A home online

 

 

 

 

 

 

 

 

 

 

 

A little while ago I was lamenting life and the very many changes that have occurred in the last 6 months. I ended up watching a YouTube video by justkisssmyfrog aka Leena Norms titled: How to feel chill about moving away from home and so many of the things she said really struck me, but there was one particular idea that really caught me, the idea of having a home online.

A home online: from the beginning

For the longest time, probably since the first time I used social media I’ve been building a social and digital space online and treating it as my home and hanging paintings, words, poems, stories, conversations and debates here. It’s like the mediums we use are walls. That idea, to me, sounds so comforting. In her video Leena calls it “a new way to have a village or to understand yourself.” From Tumblr where you post images and share your favourite quotes funny jokes and the very odd threads where people say some illuminating stuff actually to Instagram and Twitter where I update my status every once in a few months or share a picture, I’m creating a portfolio of my life, my online footprint, a sort of photo album of my life on social media, no wonder it feel so much like home.

Being an online native is part of my identity

I know social media and digital platforms have their shortcomings. Over the last few years I’ve built a massive social media following on Twitter and that platform out of the many has felt in ways a sort of home. I’ve been able to grow up there and share my silly opinions that nobody would otherwise listen to. I’ve been able to discuss, share emotions, learn and make new friends – who are now real life friends all through this platform.
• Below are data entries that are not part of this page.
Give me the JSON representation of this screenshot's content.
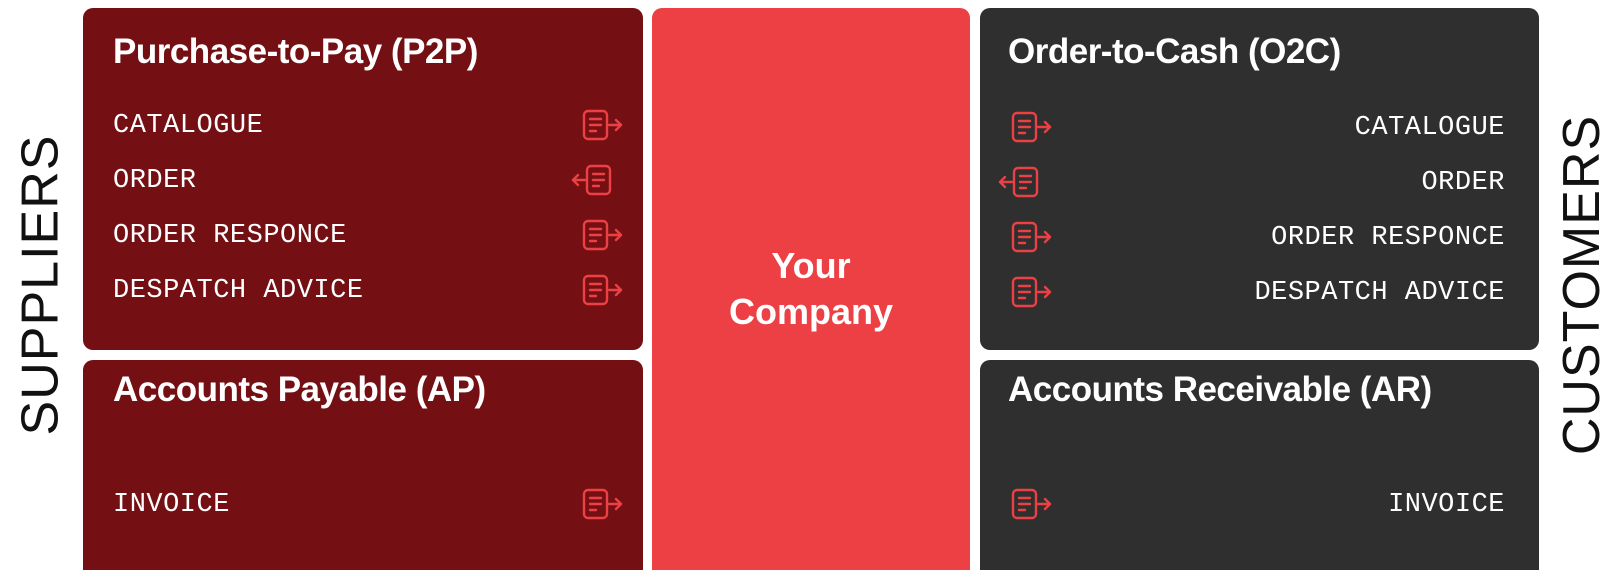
{
  "side_labels": {
    "left": "SUPPLIERS",
    "right": "CUSTOMERS"
  },
  "center": {
    "label": "Your Company",
    "color": "#ec4044"
  },
  "colors": {
    "supplier_panel": "#741014",
    "customer_panel": "#2f2f2f",
    "icon_accent": "#ec4044"
  },
  "p2p": {
    "title": "Purchase-to-Pay (P2P)",
    "items": [
      {
        "label": "CATALOGUE",
        "direction": "outgoing",
        "icon": "document-arrow-right-icon"
      },
      {
        "label": "ORDER",
        "direction": "incoming",
        "icon": "document-arrow-left-icon"
      },
      {
        "label": "ORDER RESPONCE",
        "direction": "outgoing",
        "icon": "document-arrow-right-icon"
      },
      {
        "label": "DESPATCH ADVICE",
        "direction": "outgoing",
        "icon": "document-arrow-right-icon"
      }
    ]
  },
  "ap": {
    "title": "Accounts Payable (AP)",
    "items": [
      {
        "label": "INVOICE",
        "direction": "outgoing",
        "icon": "document-arrow-right-icon"
      }
    ]
  },
  "o2c": {
    "title": "Order-to-Cash (O2C)",
    "items": [
      {
        "label": "CATALOGUE",
        "direction": "outgoing",
        "icon": "document-arrow-right-icon"
      },
      {
        "label": "ORDER",
        "direction": "incoming",
        "icon": "document-arrow-left-icon"
      },
      {
        "label": "ORDER RESPONCE",
        "direction": "outgoing",
        "icon": "document-arrow-right-icon"
      },
      {
        "label": "DESPATCH ADVICE",
        "direction": "outgoing",
        "icon": "document-arrow-right-icon"
      }
    ]
  },
  "ar": {
    "title": "Accounts Receivable (AR)",
    "items": [
      {
        "label": "INVOICE",
        "direction": "outgoing",
        "icon": "document-arrow-right-icon"
      }
    ]
  }
}
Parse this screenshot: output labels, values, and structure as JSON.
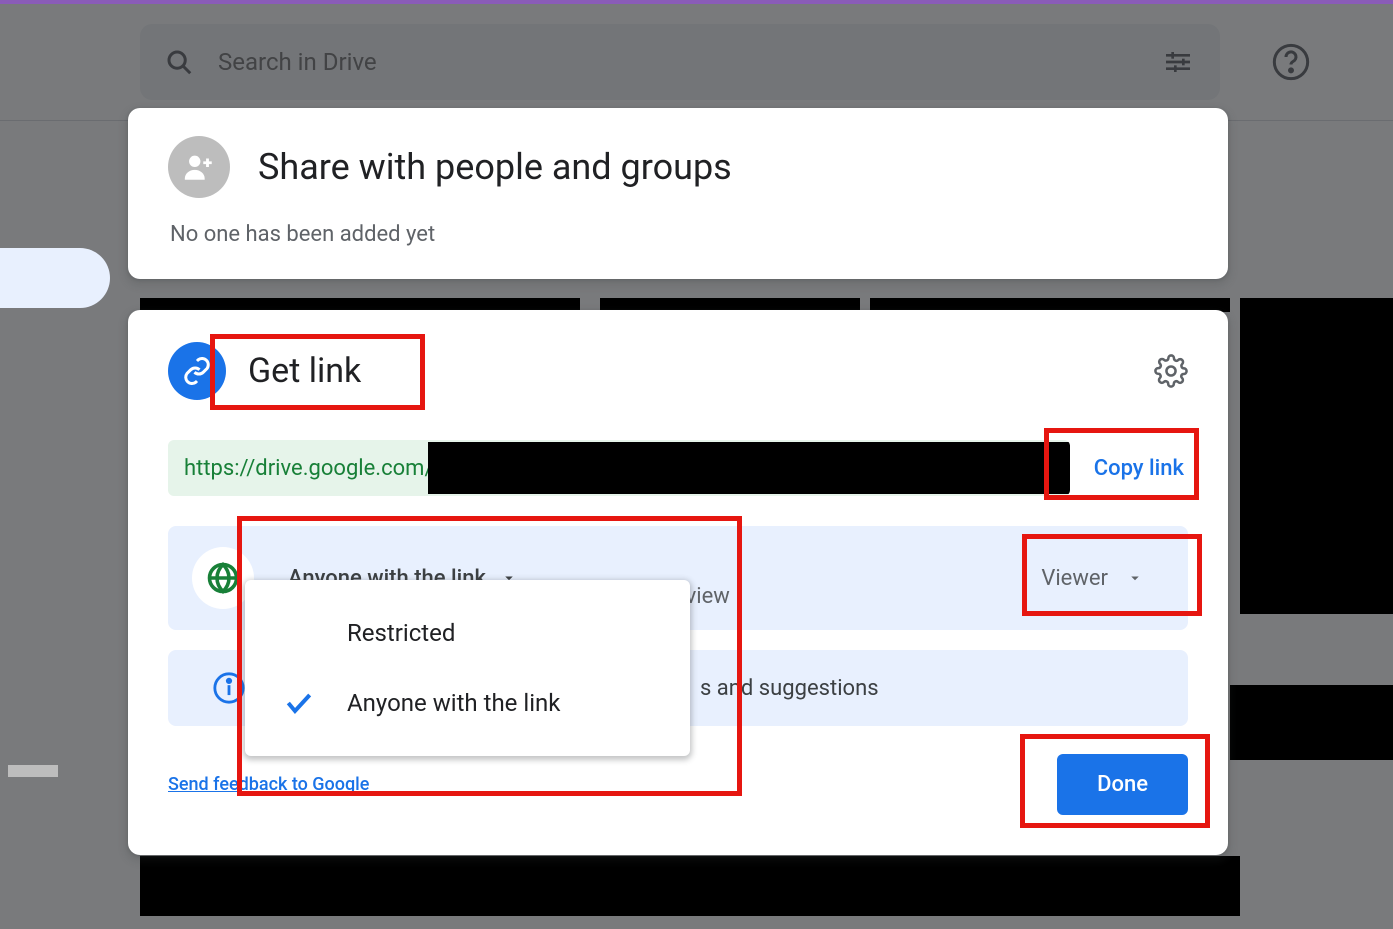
{
  "search": {
    "placeholder": "Search in Drive"
  },
  "share": {
    "title": "Share with people and groups",
    "subtitle": "No one has been added yet"
  },
  "link": {
    "title": "Get link",
    "url_visible": "https://drive.google.com/",
    "copy_label": "Copy link",
    "access_selected": "Anyone with the link",
    "view_fragment": "n view",
    "permission": "Viewer",
    "options": {
      "restricted": "Restricted",
      "anyone": "Anyone with the link"
    },
    "info_fragment": "s and suggestions",
    "feedback": "Send feedback to Google",
    "done": "Done"
  }
}
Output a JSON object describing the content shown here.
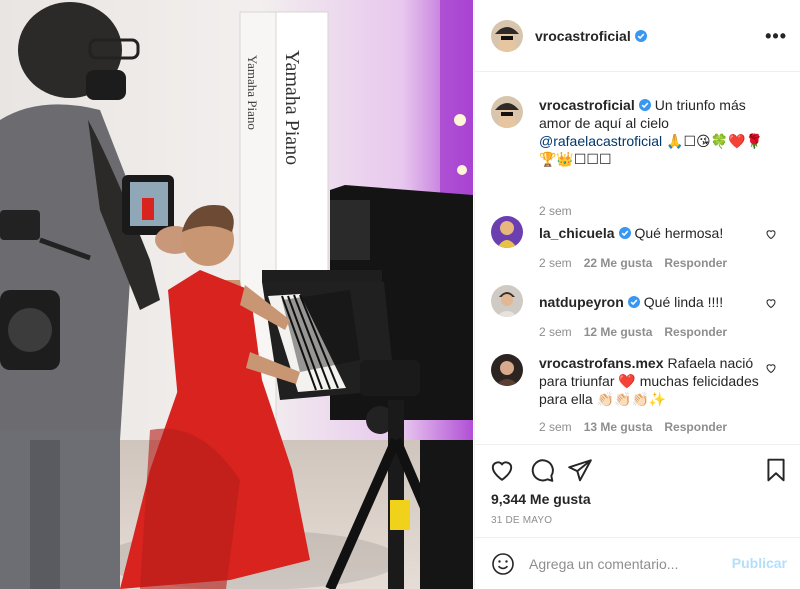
{
  "post": {
    "owner": "vrocastroficial",
    "more_icon": "more-horizontal-icon",
    "caption": {
      "username": "vrocastroficial",
      "text_a": "Un triunfo más amor de aquí al cielo",
      "mention": "@rafaelacastroficial",
      "text_b": "🙏☐😘🍀❤️🌹🏆👑☐☐☐",
      "time": "2 sem"
    },
    "photo_sign": {
      "line1": "Yamaha Piano",
      "line2": "Yamaha Piano"
    }
  },
  "comments": [
    {
      "username": "la_chicuela",
      "verified": true,
      "text": "Qué hermosa!",
      "time": "2 sem",
      "likes": "22 Me gusta",
      "reply": "Responder"
    },
    {
      "username": "natdupeyron",
      "verified": true,
      "text": "Qué linda !!!!",
      "time": "2 sem",
      "likes": "12 Me gusta",
      "reply": "Responder"
    },
    {
      "username": "vrocastrofans.mex",
      "verified": false,
      "text": "Rafaela nació para triunfar ❤️ muchas felicidades para ella 👏🏻👏🏻👏🏻✨",
      "time": "2 sem",
      "likes": "13 Me gusta",
      "reply": "Responder"
    }
  ],
  "actions": {
    "like_icon": "heart-icon",
    "comment_icon": "comment-icon",
    "share_icon": "share-icon",
    "save_icon": "bookmark-icon",
    "likes": "9,344 Me gusta",
    "date": "31 DE MAYO"
  },
  "add_comment": {
    "placeholder": "Agrega un comentario...",
    "publish": "Publicar",
    "emoji_icon": "emoji-icon"
  },
  "colors": {
    "verified": "#3897f0",
    "link": "#00376b",
    "publish_disabled": "#b2dffc",
    "dress": "#d8231f"
  }
}
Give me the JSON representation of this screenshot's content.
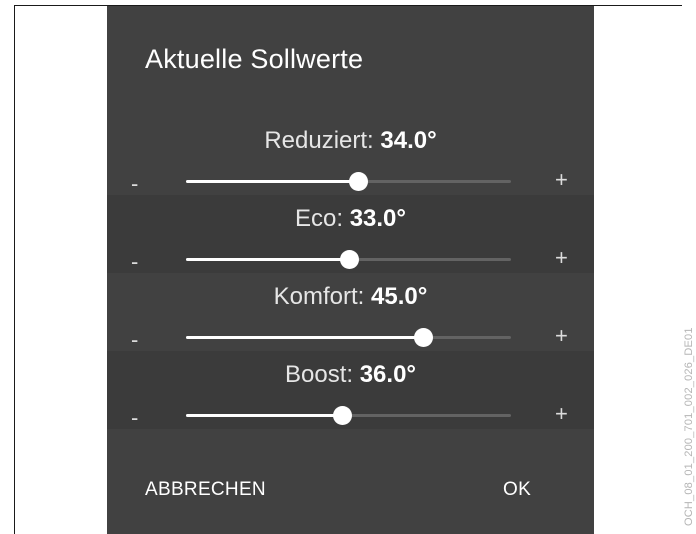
{
  "dialog": {
    "title": "Aktuelle Sollwerte",
    "rows": [
      {
        "name": "Reduziert:",
        "value": "34.0°",
        "level": 0.53
      },
      {
        "name": "Eco:",
        "value": "33.0°",
        "level": 0.5
      },
      {
        "name": "Komfort:",
        "value": "45.0°",
        "level": 0.73
      },
      {
        "name": "Boost:",
        "value": "36.0°",
        "level": 0.48
      }
    ],
    "minus_symbol": "-",
    "plus_symbol": "+",
    "cancel_label": "ABBRECHEN",
    "ok_label": "OK"
  },
  "figure_code": "OCH_08_01_200_701_002_026_DE01",
  "colors": {
    "dialog_background": "#414141",
    "row_alt_background": "#3b3b3b",
    "slider_active": "#ffffff",
    "slider_inactive": "#636363"
  }
}
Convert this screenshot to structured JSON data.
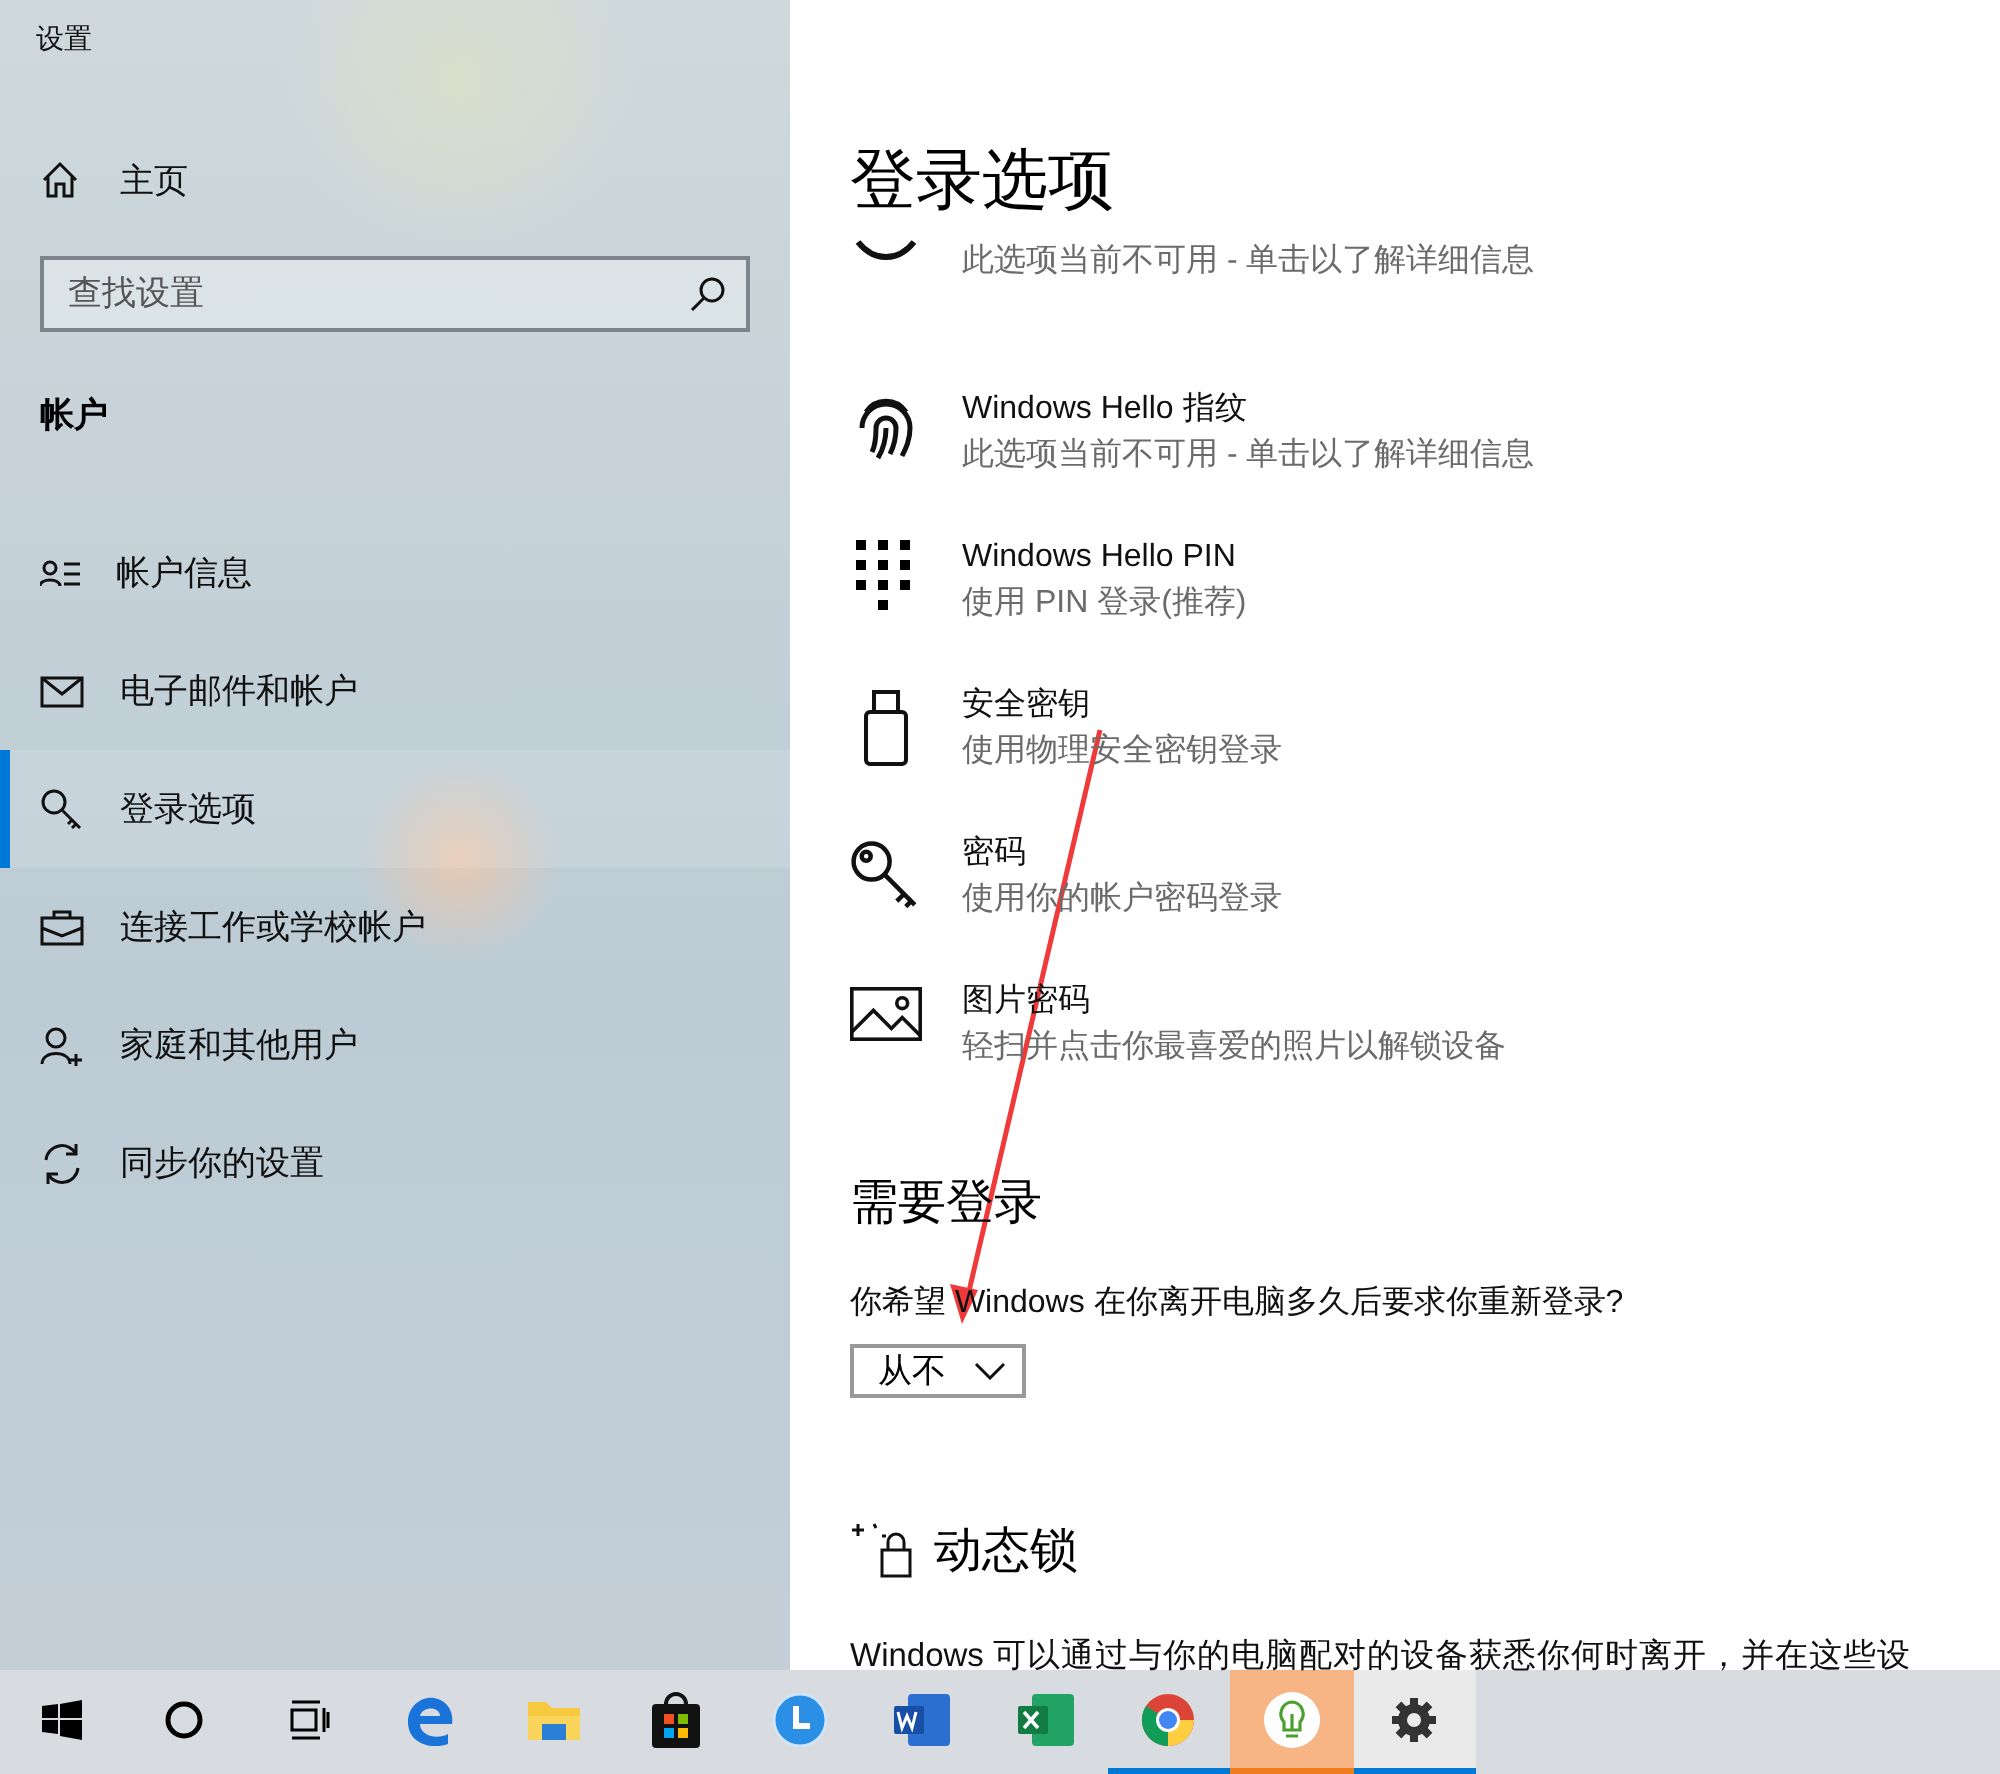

I feel like a lot of people use social media because they think they are being cool or for professional companies they want to reach customers and I think that’s great. But ultimately when I use social media I think of it as an individual telling a story and sharing their experiences of the world and with the world.

As a teen, I often felt overlooked and for most of my teen life I was very good at blending into walls but then I would come online and I would talk to people and they were my friends and the things I was saying online were part of my story and my opinions and my identity. I’m able to look back at things I wrote years ago and cringe or laugh at them. I’m able to in a physical way capture my life and share it with so many people.

The people I know from online are my village, they are my people and I don’t need to live in the same city as them or the same country and it’s okay if they can’t come around for tea because we can still talk and communicate and in it’s own way, it’s like they are in my home talking to me, cause they are in my home online.